De Blasio’s administration will be a laboratory of sorts for modern progressivism — testing whether an anti-establishment activist can effectively manage a sprawling municipal government and lessen growing inequality between the rich and poor.
“Tackling inequality isn’t easy. It never has been, and it never will be,” de Blasio said in a victory speech at the YMCA gymnasium in his Brooklyn neighborhood of Park Slope. “The challenges we face have been decades in the making, and the problems we set out to address will not be solved overnight. But make no mistake: The people of this city have chosen a progressive path. And tonight we set forth on it — together, as one city.”
But de Blasio also faces a series of immediate challenges as he takes charge of a city government with some 300,000 employees, a $70 billion budget and a dizzying web of intersecting interests. He will have to negotiate several city labor contracts that are due for renewal and overhaul the leadership of agencies, including the New York Police Department, which he has sharply criticized for the anti-crime policy known as “stop and frisk.”
De Blasio also confronts serious obstacles to his tax policy agenda beyond the borders of this overwhelmingly Democratic city, including potential opposition from Democratic Gov. Andrew M. Cuomo and lawmakers in Albany.

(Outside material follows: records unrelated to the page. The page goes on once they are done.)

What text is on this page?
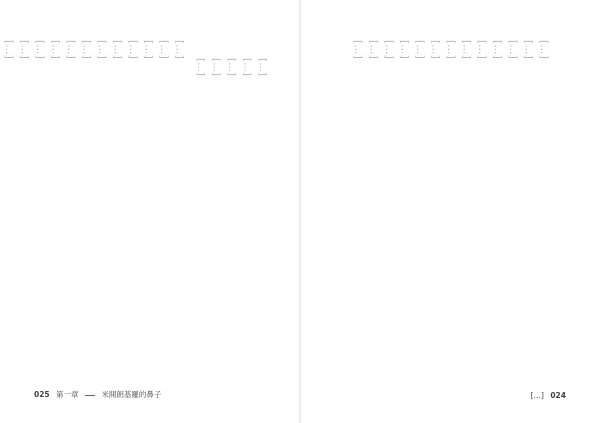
[…]
[…]
[…]
[…]
[…]
[…]
[…]
[…]
[…]
[…]
[…]
[…]
[…]
[…]
[…]
[…]
[…]
025 第一章	米開朗基羅的鼻子
[…]
[…]
[…]
[…]
[…]
[…]
[…]
[…]
[…]
[…]
[…]
[…]
[…]
[…] 024
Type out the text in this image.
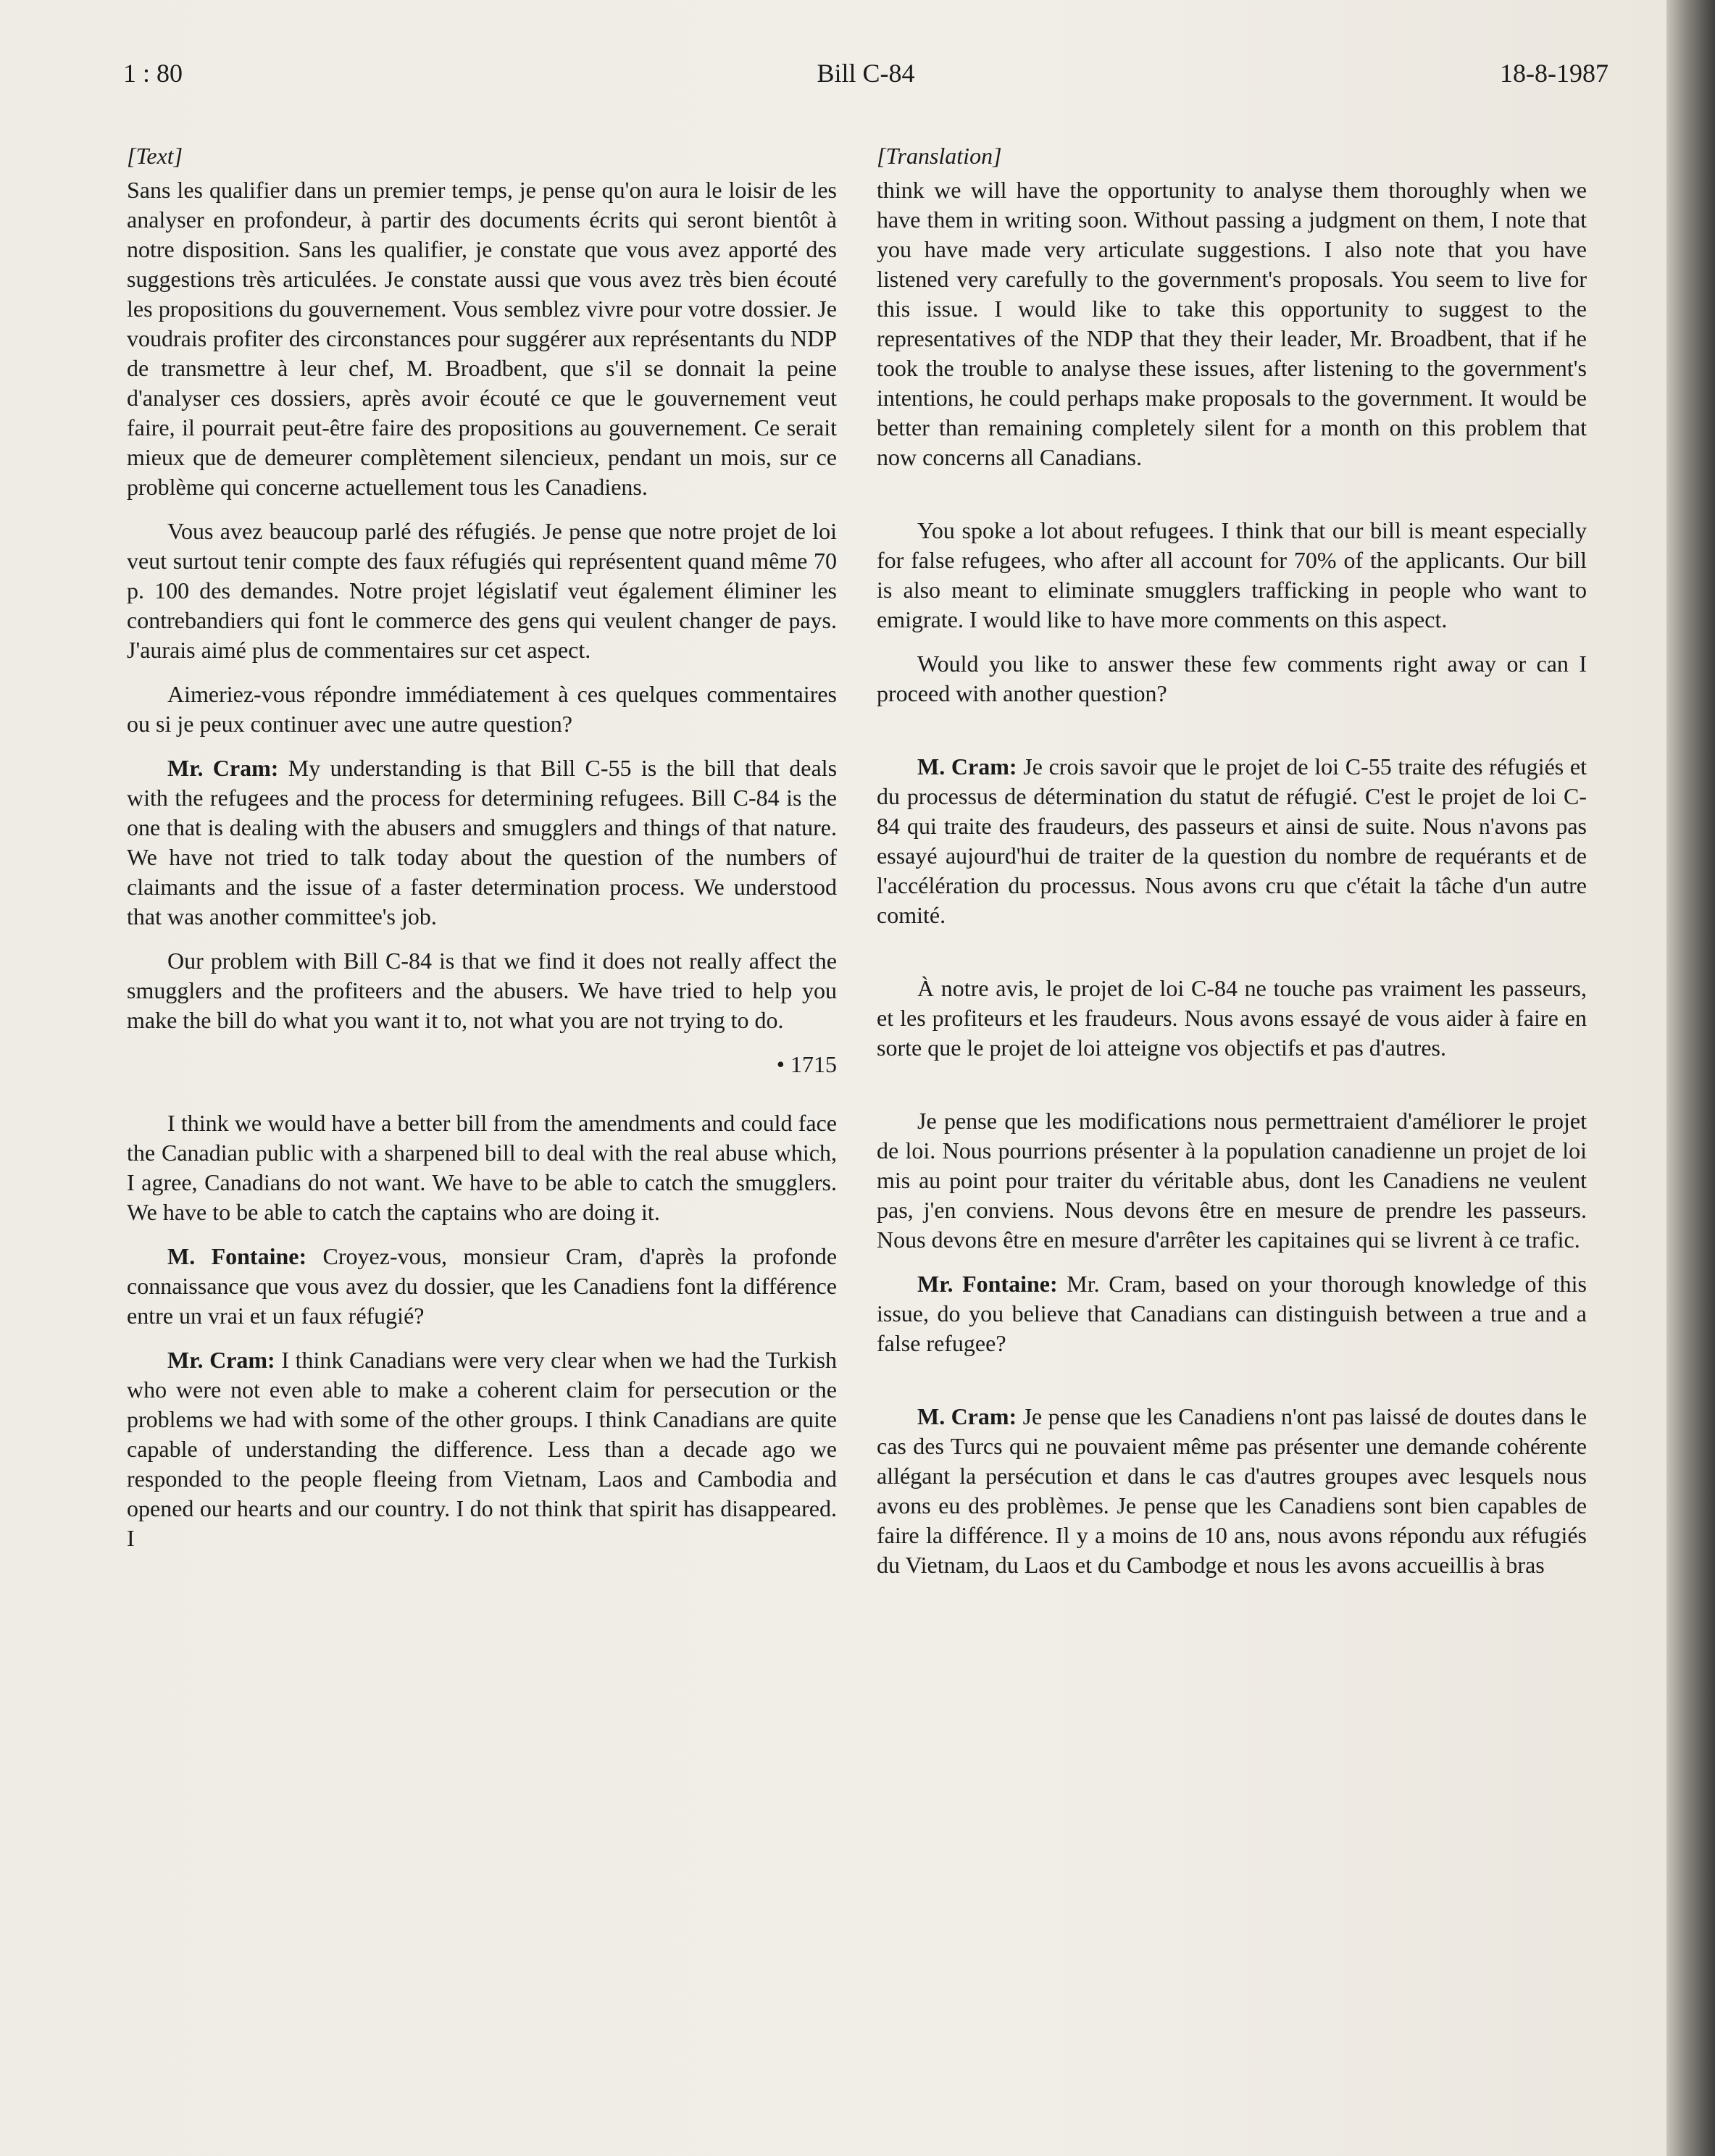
1 : 80	Bill C-84	18-8-1987
[Text]

Sans les qualifier dans un premier temps, je pense qu'on aura le loisir de les analyser en profondeur, à partir des documents écrits qui seront bientôt à notre disposition. Sans les qualifier, je constate que vous avez apporté des suggestions très articulées. Je constate aussi que vous avez très bien écouté les propositions du gouvernement. Vous semblez vivre pour votre dossier. Je voudrais profiter des circonstances pour suggérer aux représentants du NDP de transmettre à leur chef, M. Broadbent, que s'il se donnait la peine d'analyser ces dossiers, après avoir écouté ce que le gouvernement veut faire, il pourrait peut-être faire des propositions au gouvernement. Ce serait mieux que de demeurer complètement silencieux, pendant un mois, sur ce problème qui concerne actuellement tous les Canadiens.

Vous avez beaucoup parlé des réfugiés. Je pense que notre projet de loi veut surtout tenir compte des faux réfugiés qui représentent quand même 70 p. 100 des demandes. Notre projet législatif veut également éliminer les contrebandiers qui font le commerce des gens qui veulent changer de pays. J'aurais aimé plus de commentaires sur cet aspect.

Aimeriez-vous répondre immédiatement à ces quelques commentaires ou si je peux continuer avec une autre question?

Mr. Cram: My understanding is that Bill C-55 is the bill that deals with the refugees and the process for determining refugees. Bill C-84 is the one that is dealing with the abusers and smugglers and things of that nature. We have not tried to talk today about the question of the numbers of claimants and the issue of a faster determination process. We understood that was another committee's job.

Our problem with Bill C-84 is that we find it does not really affect the smugglers and the profiteers and the abusers. We have tried to help you make the bill do what you want it to, not what you are not trying to do.

• 1715

I think we would have a better bill from the amendments and could face the Canadian public with a sharpened bill to deal with the real abuse which, I agree, Canadians do not want. We have to be able to catch the smugglers. We have to be able to catch the captains who are doing it.

M. Fontaine: Croyez-vous, monsieur Cram, d'après la profonde connaissance que vous avez du dossier, que les Canadiens font la différence entre un vrai et un faux réfugié?

Mr. Cram: I think Canadians were very clear when we had the Turkish who were not even able to make a coherent claim for persecution or the problems we had with some of the other groups. I think Canadians are quite capable of understanding the difference. Less than a decade ago we responded to the people fleeing from Vietnam, Laos and Cambodia and opened our hearts and our country. I do not think that spirit has disappeared. I

[Translation]

think we will have the opportunity to analyse them thoroughly when we have them in writing soon. Without passing a judgment on them, I note that you have made very articulate suggestions. I also note that you have listened very carefully to the government's proposals. You seem to live for this issue. I would like to take this opportunity to suggest to the representatives of the NDP that they their leader, Mr. Broadbent, that if he took the trouble to analyse these issues, after listening to the government's intentions, he could perhaps make proposals to the government. It would be better than remaining completely silent for a month on this problem that now concerns all Canadians.

You spoke a lot about refugees. I think that our bill is meant especially for false refugees, who after all account for 70% of the applicants. Our bill is also meant to eliminate smugglers trafficking in people who want to emigrate. I would like to have more comments on this aspect.

Would you like to answer these few comments right away or can I proceed with another question?

M. Cram: Je crois savoir que le projet de loi C-55 traite des réfugiés et du processus de détermination du statut de réfugié. C'est le projet de loi C-84 qui traite des fraudeurs, des passeurs et ainsi de suite. Nous n'avons pas essayé aujourd'hui de traiter de la question du nombre de requérants et de l'accélération du processus. Nous avons cru que c'était la tâche d'un autre comité.

À notre avis, le projet de loi C-84 ne touche pas vraiment les passeurs, et les profiteurs et les fraudeurs. Nous avons essayé de vous aider à faire en sorte que le projet de loi atteigne vos objectifs et pas d'autres.

Je pense que les modifications nous permettraient d'améliorer le projet de loi. Nous pourrions présenter à la population canadienne un projet de loi mis au point pour traiter du véritable abus, dont les Canadiens ne veulent pas, j'en conviens. Nous devons être en mesure de prendre les passeurs. Nous devons être en mesure d'arrêter les capitaines qui se livrent à ce trafic.

Mr. Fontaine: Mr. Cram, based on your thorough knowledge of this issue, do you believe that Canadians can distinguish between a true and a false refugee?

M. Cram: Je pense que les Canadiens n'ont pas laissé de doutes dans le cas des Turcs qui ne pouvaient même pas présenter une demande cohérente allégant la persécution et dans le cas d'autres groupes avec lesquels nous avons eu des problèmes. Je pense que les Canadiens sont bien capables de faire la différence. Il y a moins de 10 ans, nous avons répondu aux réfugiés du Vietnam, du Laos et du Cambodge et nous les avons accueillis à bras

“He walks into a new experiment,” said Hank Sheinkopf, a New York Democratic strategist. “How does a mayor bridge the income gap? It’s a very difficult set of circumstances. The president hasn’t been able to do it. The governors haven’t been able to do it.”
Despite New York’s overwhelmingly liberal tilt, de Blasio will become New York’s first Democratic mayor in 20 years. He will follow the reigns of Bloomberg, a billionaire Republican-turned-
independent, and Rudy Giuliani, a law-and-order Republican who led the city as it recovered from the Sept. 11, 2001, terrorist attacks.
Lhota ran as a continuation of the Bloomberg years, while attacking de Blasio as a leftist, anti-police extremist. The New York Post featured de Blasio on its front page Monday above the headline, “Back to the USSR!” — a reference to a student trip by de Blasio to the Soviet Union 30 years ago.
But the attacks gained little traction. De Blasio’s friends say he is at once principled and practical, and that the business community will warm to him as he shifts from campaigning to governing.